İsrail ordusu ve Lübnan Hizbullah’ı arasındaki çatışmalar kırk yıldır devam etse de uzun bir süredir Lübnan’a yönelik karadan bir operasyon söz konusu değildi. Fakat 7 Ekim 2023 tarihinden itibaren Filistin ve Hamas’la devam eden savaşında İsrail ordusu Lübnan’a da yöneldi. Geçtiğimiz eylül ayında Lübnan’da Hizbullah’a yönelik iletişim cihazlarının uzaktan patlatılmasıyla savaş yeni bir boyut kazandı. Haftalar süren yoğun hava bombardımanı ardından İsrail ordusu, Lübnan’ın güneyindeki kara sınırlarını geçti. İsrail, her ne kadar bu operasyonlar Hizbullah’a yönelikti dese de İsrail ordusunun Lübnan’a yönelik karadan ve havadan operasyonları sırasında binlerce sivil hayatını kaybederken, milyonlarca kişi yerinden edildi. Siyasi ve ekonomik olarak zor zamanlar geçiren Lübnan dağılmanın eşiğine geldi.
Haftalardır ABD ve Fransa’nın öncülüğünde devam eden ateşkes görüşmeleri sonunda olumlu sonuçlandı. İsrail Başbakanı Binyamin Netanyahu dün akşam saatlerinde ateşkesi onayladıklarını duyurdu.
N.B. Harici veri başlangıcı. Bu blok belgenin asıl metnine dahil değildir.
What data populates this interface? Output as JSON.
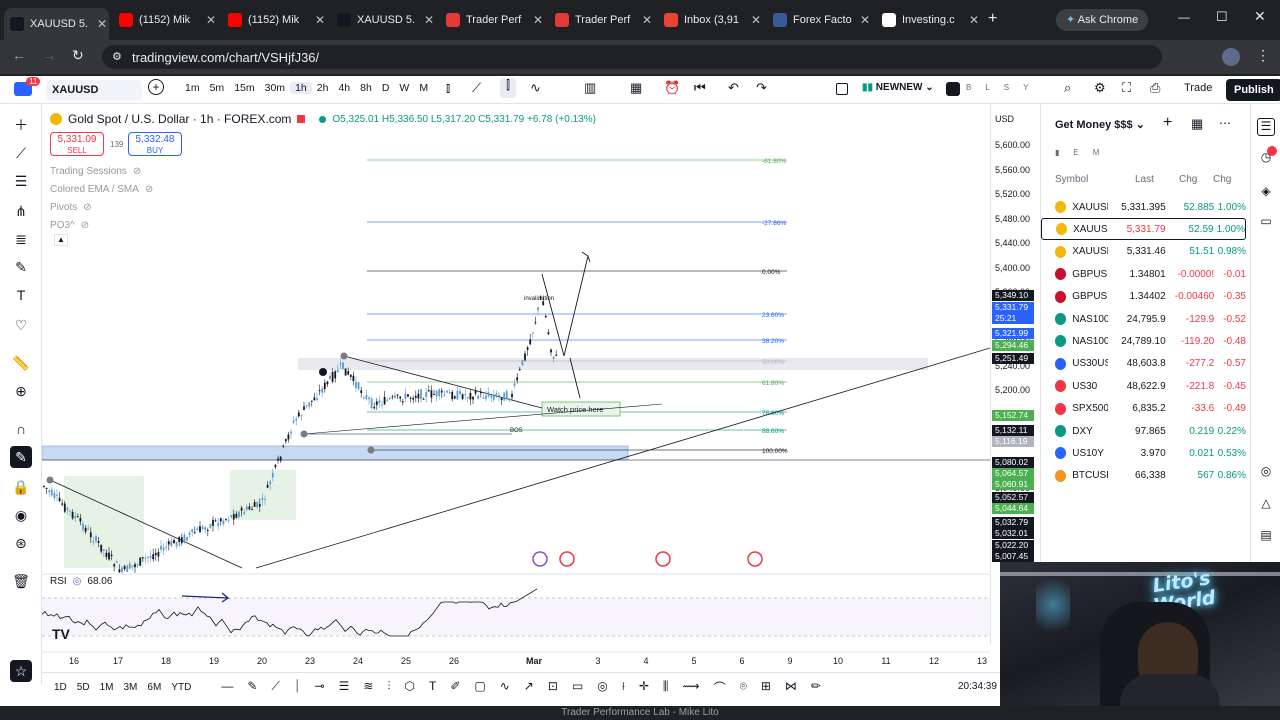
{
  "browser": {
    "tabs": [
      {
        "label": "XAUUSD 5.",
        "icon": "tradingview-icon",
        "active": true
      },
      {
        "label": "(1152) Mik",
        "icon": "youtube-icon"
      },
      {
        "label": "(1152) Mik",
        "icon": "youtube-icon"
      },
      {
        "label": "XAUUSD 5.",
        "icon": "tradingview-icon"
      },
      {
        "label": "Trader Perf",
        "icon": "sk-icon"
      },
      {
        "label": "Trader Perf",
        "icon": "pin-icon"
      },
      {
        "label": "Inbox (3,91",
        "icon": "gmail-icon"
      },
      {
        "label": "Forex Facto",
        "icon": "ff-icon"
      },
      {
        "label": "Investing.c",
        "icon": "investing-icon"
      }
    ],
    "ask_chrome": "Ask Chrome",
    "url": "tradingview.com/chart/VSHjfJ36/"
  },
  "toolbar": {
    "symbol": "XAUUSD",
    "notification_count": "11",
    "intervals": [
      "1m",
      "5m",
      "15m",
      "30m",
      "1h",
      "2h",
      "4h",
      "8h",
      "D",
      "W",
      "M"
    ],
    "active_interval": "1h",
    "layout_name": "NEWNEW",
    "layout_letters": [
      "B",
      "L",
      "S",
      "Y"
    ],
    "trade": "Trade",
    "publish": "Publish"
  },
  "legend": {
    "title": "Gold Spot / U.S. Dollar · 1h · FOREX.com",
    "ohlc": "O5,325.01 H5,336.50 L5,317.20 C5,331.79 +6.78 (+0.13%)",
    "sell_price": "5,331.09",
    "sell_label": "SELL",
    "spread": "139",
    "buy_price": "5,332.48",
    "buy_label": "BUY",
    "indicators": [
      "Trading Sessions",
      "Colored EMA / SMA",
      "Pivots",
      "PO3^"
    ]
  },
  "chart": {
    "currency": "USD",
    "price_ticks": [
      "5,600.00",
      "5,560.00",
      "5,520.00",
      "5,480.00",
      "5,440.00",
      "5,400.00",
      "5,360.00",
      "5,320.00",
      "5,280.00",
      "5,240.00",
      "5,200.00",
      "5,160.00",
      "5,120.00",
      "5,080.00",
      "5,040.00"
    ],
    "price_badges": [
      {
        "v": "5,349.10",
        "c": "#131722"
      },
      {
        "v": "5,331.79",
        "c": "#2962ff"
      },
      {
        "v": "25:21",
        "c": "#2962ff"
      },
      {
        "v": "5,321.99",
        "c": "#2962ff"
      },
      {
        "v": "5,294.46",
        "c": "#4caf50"
      },
      {
        "v": "5,251.49",
        "c": "#131722"
      },
      {
        "v": "5,152.74",
        "c": "#4caf50"
      },
      {
        "v": "5,132.11",
        "c": "#131722"
      },
      {
        "v": "5,116.19",
        "c": "#b2b5be"
      },
      {
        "v": "5,080.02",
        "c": "#131722"
      },
      {
        "v": "5,064.57",
        "c": "#4caf50"
      },
      {
        "v": "5,060.91",
        "c": "#4caf50"
      },
      {
        "v": "5,052.57",
        "c": "#131722"
      },
      {
        "v": "5,044.64",
        "c": "#4caf50"
      },
      {
        "v": "5,032.79",
        "c": "#131722"
      },
      {
        "v": "5,032.01",
        "c": "#131722"
      },
      {
        "v": "5,022.20",
        "c": "#131722"
      },
      {
        "v": "5,007.45",
        "c": "#131722"
      }
    ],
    "fib_labels": [
      "-61.80%",
      "-27.86%",
      "0.00%",
      "23.60%",
      "38.20%",
      "50.00%",
      "61.80%",
      "78.60%",
      "88.60%",
      "100.00%"
    ],
    "annotations": {
      "invalidation": "invalidation",
      "watch": "Watch price here",
      "bos": "BOS"
    },
    "date_ticks": [
      "16",
      "17",
      "18",
      "19",
      "20",
      "23",
      "24",
      "25",
      "26",
      "Mar",
      "3",
      "4",
      "5",
      "6",
      "9",
      "10",
      "11",
      "12",
      "13"
    ],
    "rsi_label": "RSI",
    "rsi_value": "68.06"
  },
  "bottom": {
    "ranges": [
      "1D",
      "5D",
      "1M",
      "3M",
      "6M",
      "YTD"
    ],
    "time": "20:34:39"
  },
  "watchlist": {
    "title": "Get Money $$$",
    "flags": [
      "E",
      "M"
    ],
    "headers": [
      "Symbol",
      "Last",
      "Chg",
      "Chg"
    ],
    "rows": [
      {
        "sym": "XAUUSE",
        "last": "5,331.395",
        "chg": "52.885",
        "chp": "1.00%",
        "dir": "up",
        "color": "#f0b90b"
      },
      {
        "sym": "XAUUSE",
        "last": "5,331.79",
        "chg": "52.59",
        "chp": "1.00%",
        "dir": "up",
        "color": "#f0b90b"
      },
      {
        "sym": "XAUUSE",
        "last": "5,331.46",
        "chg": "51.51",
        "chp": "0.98%",
        "dir": "up",
        "color": "#f0b90b"
      },
      {
        "sym": "GBPUSE",
        "last": "1.34801",
        "chg": "-0.0000!",
        "chp": "-0.01",
        "dir": "dn",
        "color": "#c8102e"
      },
      {
        "sym": "GBPUSE",
        "last": "1.34402",
        "chg": "-0.00460",
        "chp": "-0.35",
        "dir": "dn",
        "color": "#c8102e"
      },
      {
        "sym": "NAS100",
        "last": "24,795.9",
        "chg": "-129.9",
        "chp": "-0.52",
        "dir": "dn",
        "color": "#089981"
      },
      {
        "sym": "NAS100",
        "last": "24,789.10",
        "chg": "-119.20",
        "chp": "-0.48",
        "dir": "dn",
        "color": "#089981"
      },
      {
        "sym": "US30US",
        "last": "48,603.8",
        "chg": "-277.2",
        "chp": "-0.57",
        "dir": "dn",
        "color": "#2962ff"
      },
      {
        "sym": "US30",
        "last": "48,622.9",
        "chg": "-221.8",
        "chp": "-0.45",
        "dir": "dn",
        "color": "#f23645"
      },
      {
        "sym": "SPX500",
        "last": "6,835.2",
        "chg": "-33.6",
        "chp": "-0.49",
        "dir": "dn",
        "color": "#f23645"
      },
      {
        "sym": "DXY",
        "last": "97.865",
        "chg": "0.219",
        "chp": "0.22%",
        "dir": "up",
        "color": "#089981"
      },
      {
        "sym": "US10Y",
        "last": "3.970",
        "chg": "0.021",
        "chp": "0.53%",
        "dir": "up",
        "color": "#2962ff"
      },
      {
        "sym": "BTCUSE",
        "last": "66,338",
        "chg": "567",
        "chp": "0.86%",
        "dir": "up",
        "color": "#f7931a"
      }
    ]
  },
  "webcam": {
    "neon_text": "Lito's World"
  },
  "footer": "Trader Performance Lab - Mike Lito"
}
Bugün yürürlüğe giren ateşkesin kapsamını ve sahada uygulanabilirliğini Ortadoğu uzmanı tarihçi Dr. Seda Altuğ’a sorduk.
İsrail ile Lübnan arasındaki anlaşmanın kapsamı nedir ve uygulanabilirliği konusunda ne düşünüyorsunuz?
13 aydır devam eden 3 binden fazla insanın İsrail bombalarıyla hayatını kaybettiği, 13 binden fazla insanın yaralandığı, onbinlerce insanın göçe zorlandığı, güney Lübnan’da ve Bekaa’da binlerce evin, köyün, kasabanın tuzla buz edildiği, başta Beyrut’un Şii mahallesi Dahiye olmak üzere muhtelif mahallerinin bombalandığı Hizbullah ve İsrail arasındaki müthiş asimetrik bir savaşa en azından geçici bir süre ara verildiğini bildiren bir ateşkesten bahsediyoruz.
Ateşkes mevcut haliyle İsrail’in Lübnan’a sınırsız müdahale hakkını tanıyan; ne İsrail’in taahhütlerine ne de Hizbullah’ın taleplerine dair herhangi bir madde içeren bir metin. Üstüne üstlük bu sabah başlayacağı ilan edilen ateşkes öncesinde Beyrut bombalarla inlemekteydi. Herhalde İsrail “istersem ateşkes yaparım, istersem de bombalarım. Askeri güç bende, Batı’nın desteği benim arkamda” diyerek yıkıcı ve saldırgan gücünü göstererek Lübnanlıları tehdit ediyor bir defa daha. Sınırsız müdahale salahiyeti olduğunu hatırlatıyor yeniden. Birçok Lübnanlı her makul insanın söyleyeceği gibi ateşkes öncesi ağır hava bombardımanının ateşkes ruhuna aykırı olduğunu belirtiyor. Buna rağmen tabii ki insanlar silahın, bombalamanın, yıkımın durmasını istiyor; ama elbette arzu ettikleri gerçek ve sürdürülebilir bir ateşkes.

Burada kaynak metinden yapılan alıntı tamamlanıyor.